Our highest-starting children, the nine who were already reading above ninety WCPM in December, have gained an average of six. That is slower growth, and that is exactly right. They are approaching the natural ceiling of oral reading speed for age-appropriate text. The point at that level is no longer speed. It is expression, comprehension, and a reading diet that keeps them growing as thinkers.
What changed at our school
Three things, and none of them are dramatic.
We stopped treating fluency as something that would happen naturally once phonics was secure. It does not, for many children. It has to be taught.

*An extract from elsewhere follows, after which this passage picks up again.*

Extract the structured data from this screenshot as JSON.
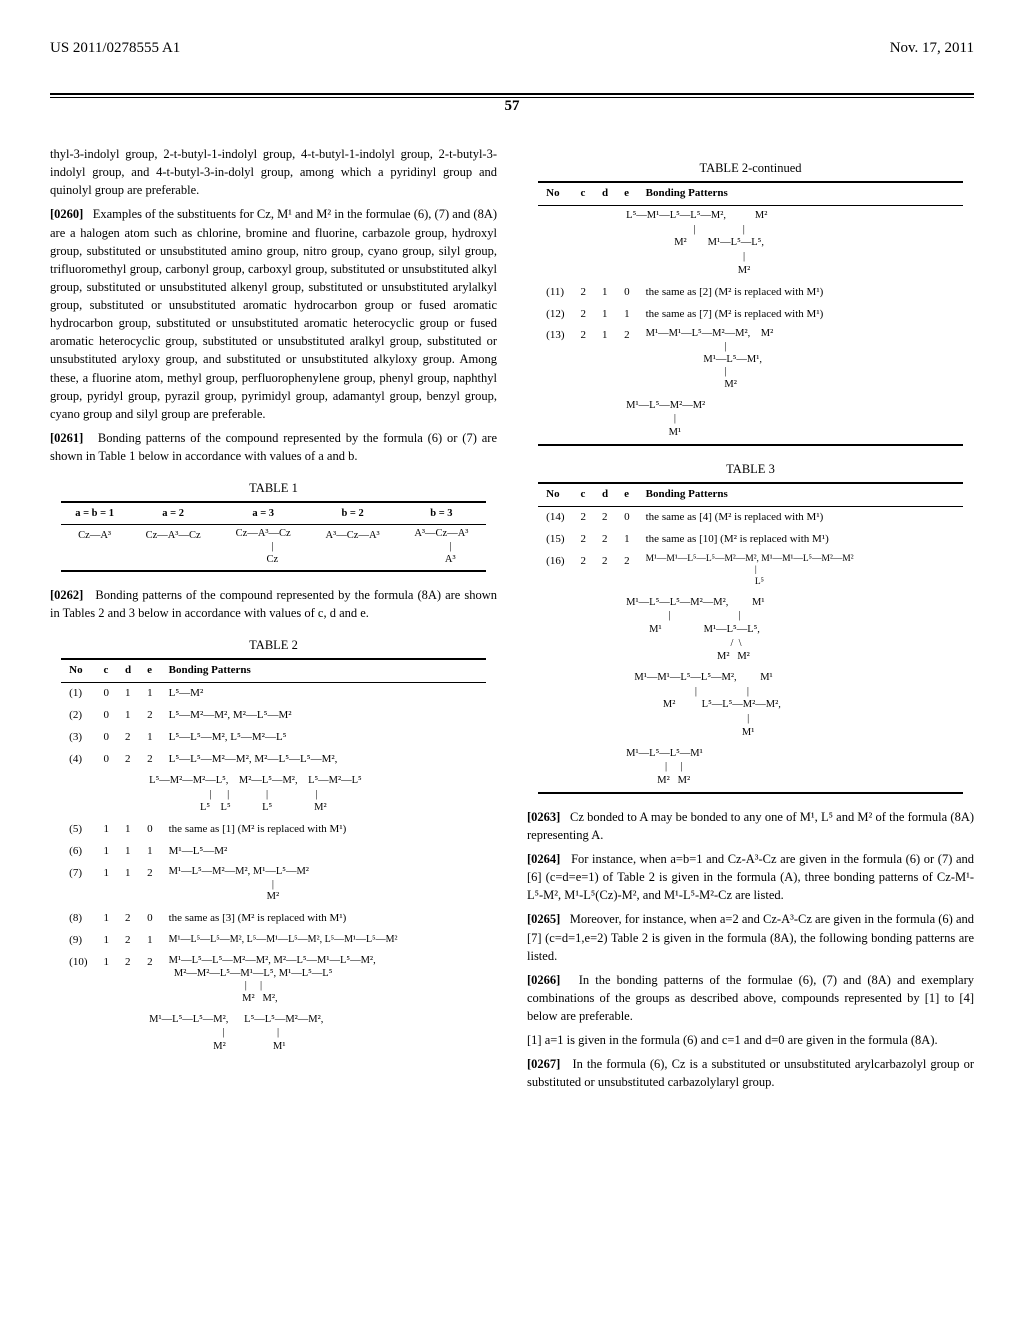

We made the texts easier, not harder. The temptation with a Year 2 child reading below benchmark is to push them into age-appropriate books and hope the stretch pulls them through. It does not. It pushes them back into effortful decoding. We used short, rhythmic, predictable texts, mostly poetry, and practised them until fluency emerged. Then we moved on.
We measured. Two minutes per child, once a term. No stopwatch held at arm's length. No child reading under pressure. Just a passage, a timer on the desk, and a note of the words read correctly. The measurement did not drive the teaching. The teaching drove itself. The measurement just told us whether the teaching was working.
What we have not yet worked out
Plenty.
We do not yet know how the gains will hold over the summer holidays, when the daily practice stops. We do not yet know how to measure prosody reliably across a team of teachers without it becoming subjective. And we are still refining the poetry selections, because some poems work in the classroom and others, on paper just as suitable, do not.
This post is a four-month snapshot from a single infant school. It is not a research finding. It is a note from a team who is still learning.
For colleagues reading this
If you are a headteacher, an English lead, a SENCO, or a Year 2 teacher reading this because you recognise the pattern, two things.
Fluency assessment and fluency teaching are genuinely simple. They do not require a new scheme, a new budget line, or a new member of staff. They require a decision to take fluency as seriously as you already take phonics, and a team willing to measure what they are doing.
And the gains show up quickly. We started this in earnest at the start of the spring term. Four months later, the youngest children in our school are reading with fluency that would have seemed ambitious when we began. If a small infant school in Surrey can do this, so can yours.
Fluency is not a mystery. It is the bridge between decoding and comprehension. Children cross it with practice, with good texts, with a fluent model to follow, and with someone paying attention to how they are getting on.
Ours are crossing it. Gareth and the team will keep you posted.
References
FFT Education Datalab (2024). Measuring reading fluency during primary education. ffteducationdatalab.org.uk
FFT Education Datalab (2024). Low oral reading fluency at the end of Key Stage 1. ffteducationdatalab.org.uk
Rasinski, T.V. (2010). The Fluent Reader. Scholastic.
Rasinski, T.V. & Paige, D.D. (2014). Reading fluency: What it is, how to assess it, and how to teach it. Reading Research Quarterly.